Stand By Your Brand: HR and Corporate Reputation Management
ByThe vital part that HR professionals play in helping to maintain and improve the brands of their companies is greatly underestimated. Marketing and public relations get most of the credit (or blame!) for managing corporate reputations. Yet HR has a central role in managing a reputation and brand that either attracts or repels job candidates, employees and customers.
Consider the wound to a company’s reputation that is caused when a layoff is handled badly. Those laid off will be upset and may seek legal redress. The attendant negative publicity, spread virally on blogs, Twitter and in other social media, can tarnish the employer’s brand and create embarrassment.
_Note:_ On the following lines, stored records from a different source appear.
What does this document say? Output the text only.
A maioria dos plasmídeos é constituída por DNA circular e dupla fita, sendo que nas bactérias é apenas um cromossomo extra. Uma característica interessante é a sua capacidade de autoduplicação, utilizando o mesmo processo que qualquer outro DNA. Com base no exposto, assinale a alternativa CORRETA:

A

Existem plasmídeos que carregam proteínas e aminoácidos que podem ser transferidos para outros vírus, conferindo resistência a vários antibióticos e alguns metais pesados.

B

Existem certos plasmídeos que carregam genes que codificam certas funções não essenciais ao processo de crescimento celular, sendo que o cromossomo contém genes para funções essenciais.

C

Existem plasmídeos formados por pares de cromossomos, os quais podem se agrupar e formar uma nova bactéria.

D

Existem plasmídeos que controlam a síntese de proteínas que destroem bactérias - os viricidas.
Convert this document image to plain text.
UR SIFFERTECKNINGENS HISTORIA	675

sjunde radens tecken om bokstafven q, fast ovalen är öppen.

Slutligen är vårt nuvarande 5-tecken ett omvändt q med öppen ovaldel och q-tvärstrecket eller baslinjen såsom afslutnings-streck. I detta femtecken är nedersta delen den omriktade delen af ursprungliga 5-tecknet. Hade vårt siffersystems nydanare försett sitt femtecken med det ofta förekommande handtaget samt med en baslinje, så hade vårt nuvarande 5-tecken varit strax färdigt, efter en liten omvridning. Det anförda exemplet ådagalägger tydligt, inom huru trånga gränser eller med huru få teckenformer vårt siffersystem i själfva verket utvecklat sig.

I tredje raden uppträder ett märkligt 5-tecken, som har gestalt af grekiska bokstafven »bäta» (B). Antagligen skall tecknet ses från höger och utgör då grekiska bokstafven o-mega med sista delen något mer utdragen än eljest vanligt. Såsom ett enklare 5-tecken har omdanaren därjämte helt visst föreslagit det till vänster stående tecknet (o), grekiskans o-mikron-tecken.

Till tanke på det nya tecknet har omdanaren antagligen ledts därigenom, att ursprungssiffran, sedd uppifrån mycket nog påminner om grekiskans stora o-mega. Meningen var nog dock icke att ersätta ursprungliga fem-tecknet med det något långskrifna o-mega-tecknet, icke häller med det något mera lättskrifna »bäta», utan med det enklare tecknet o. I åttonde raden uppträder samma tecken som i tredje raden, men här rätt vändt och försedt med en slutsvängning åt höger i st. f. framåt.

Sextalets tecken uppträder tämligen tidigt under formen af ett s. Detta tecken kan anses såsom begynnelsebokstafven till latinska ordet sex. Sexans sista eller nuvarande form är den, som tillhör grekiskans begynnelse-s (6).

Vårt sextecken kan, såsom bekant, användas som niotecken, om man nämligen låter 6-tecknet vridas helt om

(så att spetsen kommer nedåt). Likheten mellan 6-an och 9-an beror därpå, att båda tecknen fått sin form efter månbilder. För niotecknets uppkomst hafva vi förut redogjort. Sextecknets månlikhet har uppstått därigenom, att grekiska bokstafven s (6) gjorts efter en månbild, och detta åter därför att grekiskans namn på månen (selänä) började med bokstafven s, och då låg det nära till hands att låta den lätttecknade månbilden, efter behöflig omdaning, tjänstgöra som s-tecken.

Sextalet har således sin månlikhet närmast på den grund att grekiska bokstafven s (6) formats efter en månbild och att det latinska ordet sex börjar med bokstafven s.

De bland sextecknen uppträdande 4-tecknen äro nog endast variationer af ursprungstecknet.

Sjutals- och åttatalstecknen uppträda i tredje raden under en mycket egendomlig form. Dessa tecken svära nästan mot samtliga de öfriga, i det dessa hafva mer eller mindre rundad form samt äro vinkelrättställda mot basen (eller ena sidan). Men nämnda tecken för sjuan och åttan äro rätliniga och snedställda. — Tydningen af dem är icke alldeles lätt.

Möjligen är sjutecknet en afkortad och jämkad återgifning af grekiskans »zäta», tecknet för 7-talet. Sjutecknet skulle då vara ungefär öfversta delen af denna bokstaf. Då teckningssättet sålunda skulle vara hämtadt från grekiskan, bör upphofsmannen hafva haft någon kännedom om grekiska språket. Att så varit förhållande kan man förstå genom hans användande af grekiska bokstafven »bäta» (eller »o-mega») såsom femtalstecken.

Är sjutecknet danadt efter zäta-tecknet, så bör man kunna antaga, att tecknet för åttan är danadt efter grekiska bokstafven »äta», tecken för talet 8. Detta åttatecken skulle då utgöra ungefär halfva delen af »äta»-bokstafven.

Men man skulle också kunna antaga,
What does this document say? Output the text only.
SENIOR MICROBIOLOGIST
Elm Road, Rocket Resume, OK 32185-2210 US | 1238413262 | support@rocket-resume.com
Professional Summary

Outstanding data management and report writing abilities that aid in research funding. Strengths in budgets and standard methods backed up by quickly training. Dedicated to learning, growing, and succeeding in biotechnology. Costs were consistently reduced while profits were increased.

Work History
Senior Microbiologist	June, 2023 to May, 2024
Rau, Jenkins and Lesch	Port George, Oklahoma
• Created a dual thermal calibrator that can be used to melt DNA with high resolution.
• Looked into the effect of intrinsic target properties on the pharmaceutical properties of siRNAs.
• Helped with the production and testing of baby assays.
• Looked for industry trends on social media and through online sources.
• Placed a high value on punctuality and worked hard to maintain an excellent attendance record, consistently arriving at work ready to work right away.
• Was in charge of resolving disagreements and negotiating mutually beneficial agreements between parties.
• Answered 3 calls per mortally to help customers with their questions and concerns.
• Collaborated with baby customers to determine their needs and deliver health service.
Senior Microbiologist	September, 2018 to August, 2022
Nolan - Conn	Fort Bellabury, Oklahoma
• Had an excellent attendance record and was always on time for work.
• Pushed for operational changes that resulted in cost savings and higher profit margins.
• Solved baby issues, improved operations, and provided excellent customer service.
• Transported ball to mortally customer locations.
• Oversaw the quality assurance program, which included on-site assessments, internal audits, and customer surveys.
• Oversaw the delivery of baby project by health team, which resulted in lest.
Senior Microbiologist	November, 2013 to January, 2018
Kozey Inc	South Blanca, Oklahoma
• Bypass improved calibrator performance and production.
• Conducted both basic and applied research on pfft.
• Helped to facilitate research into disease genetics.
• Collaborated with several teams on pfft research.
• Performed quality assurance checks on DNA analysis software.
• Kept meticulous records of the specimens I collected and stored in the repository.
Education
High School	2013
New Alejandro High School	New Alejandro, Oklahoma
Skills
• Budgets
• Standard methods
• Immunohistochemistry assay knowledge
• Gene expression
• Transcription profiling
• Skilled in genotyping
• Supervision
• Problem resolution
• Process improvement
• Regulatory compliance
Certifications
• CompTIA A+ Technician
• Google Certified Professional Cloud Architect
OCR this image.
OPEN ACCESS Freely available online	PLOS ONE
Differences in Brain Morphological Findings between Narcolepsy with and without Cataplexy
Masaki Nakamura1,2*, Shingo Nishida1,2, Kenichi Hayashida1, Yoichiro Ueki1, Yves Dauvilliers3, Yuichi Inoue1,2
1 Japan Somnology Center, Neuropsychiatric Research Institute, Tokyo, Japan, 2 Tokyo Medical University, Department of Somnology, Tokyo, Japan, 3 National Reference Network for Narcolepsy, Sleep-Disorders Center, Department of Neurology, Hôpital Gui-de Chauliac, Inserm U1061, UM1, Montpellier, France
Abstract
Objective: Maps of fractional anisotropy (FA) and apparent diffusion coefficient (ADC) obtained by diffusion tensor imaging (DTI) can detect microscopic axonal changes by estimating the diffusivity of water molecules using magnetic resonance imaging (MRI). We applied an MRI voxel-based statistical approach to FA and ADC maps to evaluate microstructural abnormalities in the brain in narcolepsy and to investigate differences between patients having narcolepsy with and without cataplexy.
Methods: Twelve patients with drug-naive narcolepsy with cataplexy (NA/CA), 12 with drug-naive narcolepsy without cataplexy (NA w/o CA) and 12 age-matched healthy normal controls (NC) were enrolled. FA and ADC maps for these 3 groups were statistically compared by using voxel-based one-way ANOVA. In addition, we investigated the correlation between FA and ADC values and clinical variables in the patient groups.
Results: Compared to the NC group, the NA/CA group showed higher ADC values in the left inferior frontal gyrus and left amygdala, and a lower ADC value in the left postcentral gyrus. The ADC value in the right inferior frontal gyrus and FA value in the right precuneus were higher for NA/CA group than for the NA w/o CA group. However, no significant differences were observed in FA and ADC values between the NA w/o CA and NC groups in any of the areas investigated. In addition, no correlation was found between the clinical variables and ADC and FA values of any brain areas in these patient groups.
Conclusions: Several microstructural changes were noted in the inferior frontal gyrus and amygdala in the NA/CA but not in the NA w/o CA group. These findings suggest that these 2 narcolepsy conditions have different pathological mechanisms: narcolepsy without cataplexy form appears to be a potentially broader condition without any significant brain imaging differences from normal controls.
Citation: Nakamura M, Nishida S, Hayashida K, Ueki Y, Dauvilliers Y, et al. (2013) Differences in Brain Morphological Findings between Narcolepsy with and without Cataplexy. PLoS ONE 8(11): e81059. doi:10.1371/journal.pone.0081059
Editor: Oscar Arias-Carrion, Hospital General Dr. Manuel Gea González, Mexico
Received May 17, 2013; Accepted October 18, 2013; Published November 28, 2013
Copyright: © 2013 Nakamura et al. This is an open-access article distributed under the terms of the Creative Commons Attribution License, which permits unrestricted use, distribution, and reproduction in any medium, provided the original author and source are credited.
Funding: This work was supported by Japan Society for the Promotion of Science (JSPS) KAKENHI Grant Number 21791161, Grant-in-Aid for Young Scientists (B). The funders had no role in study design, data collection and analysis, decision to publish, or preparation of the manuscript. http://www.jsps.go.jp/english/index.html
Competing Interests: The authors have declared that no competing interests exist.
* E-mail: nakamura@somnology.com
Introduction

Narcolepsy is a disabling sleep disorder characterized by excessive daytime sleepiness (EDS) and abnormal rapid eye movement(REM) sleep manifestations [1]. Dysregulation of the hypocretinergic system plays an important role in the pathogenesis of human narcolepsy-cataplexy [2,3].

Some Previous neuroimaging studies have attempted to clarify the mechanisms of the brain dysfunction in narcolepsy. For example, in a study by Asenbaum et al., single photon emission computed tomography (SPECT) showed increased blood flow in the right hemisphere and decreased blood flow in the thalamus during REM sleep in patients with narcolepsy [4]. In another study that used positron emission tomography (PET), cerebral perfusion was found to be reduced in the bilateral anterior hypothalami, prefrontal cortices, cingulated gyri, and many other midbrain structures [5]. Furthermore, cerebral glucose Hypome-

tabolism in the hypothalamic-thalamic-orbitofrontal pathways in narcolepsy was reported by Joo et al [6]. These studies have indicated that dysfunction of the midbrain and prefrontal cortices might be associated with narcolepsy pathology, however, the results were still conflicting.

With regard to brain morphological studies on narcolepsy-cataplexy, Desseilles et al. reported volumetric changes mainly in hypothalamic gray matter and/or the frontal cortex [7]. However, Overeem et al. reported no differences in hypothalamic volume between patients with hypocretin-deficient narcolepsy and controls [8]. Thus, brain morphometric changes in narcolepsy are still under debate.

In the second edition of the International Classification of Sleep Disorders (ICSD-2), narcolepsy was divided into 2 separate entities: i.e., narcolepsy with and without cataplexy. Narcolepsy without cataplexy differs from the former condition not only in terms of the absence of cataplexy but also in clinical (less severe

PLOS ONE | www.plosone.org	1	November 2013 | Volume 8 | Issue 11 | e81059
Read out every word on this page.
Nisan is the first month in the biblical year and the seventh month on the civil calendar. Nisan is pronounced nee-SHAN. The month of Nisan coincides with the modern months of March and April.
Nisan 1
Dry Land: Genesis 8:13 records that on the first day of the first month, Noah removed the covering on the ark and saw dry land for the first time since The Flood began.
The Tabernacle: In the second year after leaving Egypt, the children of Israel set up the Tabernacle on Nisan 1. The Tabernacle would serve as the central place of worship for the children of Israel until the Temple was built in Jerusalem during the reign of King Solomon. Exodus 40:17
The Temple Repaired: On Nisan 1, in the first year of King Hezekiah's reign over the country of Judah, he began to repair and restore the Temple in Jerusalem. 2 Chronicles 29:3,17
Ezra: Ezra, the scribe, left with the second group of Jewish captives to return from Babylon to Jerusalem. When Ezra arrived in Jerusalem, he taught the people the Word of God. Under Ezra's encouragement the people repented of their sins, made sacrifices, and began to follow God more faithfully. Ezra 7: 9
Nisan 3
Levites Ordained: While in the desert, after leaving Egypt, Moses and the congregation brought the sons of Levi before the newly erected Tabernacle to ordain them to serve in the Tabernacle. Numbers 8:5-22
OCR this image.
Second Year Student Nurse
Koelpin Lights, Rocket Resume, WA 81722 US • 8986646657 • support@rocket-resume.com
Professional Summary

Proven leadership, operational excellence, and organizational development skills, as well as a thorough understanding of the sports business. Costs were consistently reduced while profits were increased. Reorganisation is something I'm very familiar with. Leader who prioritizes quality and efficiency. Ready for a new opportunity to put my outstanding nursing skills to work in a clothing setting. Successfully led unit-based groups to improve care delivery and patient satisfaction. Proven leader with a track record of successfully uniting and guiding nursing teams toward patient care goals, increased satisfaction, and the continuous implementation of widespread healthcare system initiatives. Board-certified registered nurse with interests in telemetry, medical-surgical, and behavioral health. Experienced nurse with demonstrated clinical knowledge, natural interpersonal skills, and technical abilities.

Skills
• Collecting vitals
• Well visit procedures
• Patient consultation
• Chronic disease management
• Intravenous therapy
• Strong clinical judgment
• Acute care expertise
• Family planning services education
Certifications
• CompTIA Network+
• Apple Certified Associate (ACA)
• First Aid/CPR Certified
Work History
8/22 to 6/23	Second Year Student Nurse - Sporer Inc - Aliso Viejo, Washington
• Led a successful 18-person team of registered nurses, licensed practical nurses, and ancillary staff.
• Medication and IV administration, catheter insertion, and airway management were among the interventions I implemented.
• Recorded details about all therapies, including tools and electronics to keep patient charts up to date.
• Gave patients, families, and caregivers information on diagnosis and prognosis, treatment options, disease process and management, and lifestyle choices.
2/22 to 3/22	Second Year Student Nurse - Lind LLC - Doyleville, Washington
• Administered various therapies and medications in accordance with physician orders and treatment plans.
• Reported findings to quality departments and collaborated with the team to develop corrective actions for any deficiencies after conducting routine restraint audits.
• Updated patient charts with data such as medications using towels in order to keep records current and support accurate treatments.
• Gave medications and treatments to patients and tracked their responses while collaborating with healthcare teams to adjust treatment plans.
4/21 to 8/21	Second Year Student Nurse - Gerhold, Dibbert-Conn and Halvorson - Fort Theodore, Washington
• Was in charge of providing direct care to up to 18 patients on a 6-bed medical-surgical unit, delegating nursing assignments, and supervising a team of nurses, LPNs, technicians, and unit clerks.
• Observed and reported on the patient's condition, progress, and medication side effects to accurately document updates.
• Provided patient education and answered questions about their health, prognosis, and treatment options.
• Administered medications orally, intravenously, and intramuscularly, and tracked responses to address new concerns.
Painful reputational consequences and their associated impacts on the bottom line include:
- EEOC complaints = Litigation, settlement costs
- Disengagement of survivors = Lower productivity, lower rates of retention
- Alienation of customers = Erosion of market share
- Greater difficulty in recruiting key candidates = Higher recruiting costs
- Lengthy reputation recovery period = All of the above plus costs of reputation recovery campaign
Preventing these problems and costs and, more affirmatively, creating a positive employer brand that will create a differential competitive advantage is a real opportunity for HR practitioners to build their company’s reputation while enhancing their own professional credibility. Being able to make a strong business case to senior management is essential and a helpful reference with real world examples is Kevin Jackson’s Building Reputational Capital: Strategies for Integrity and Fair Play that Improve the Bottom Line. Jackson has called a positive reputation, “the most overlooked intangible asset that a business has.”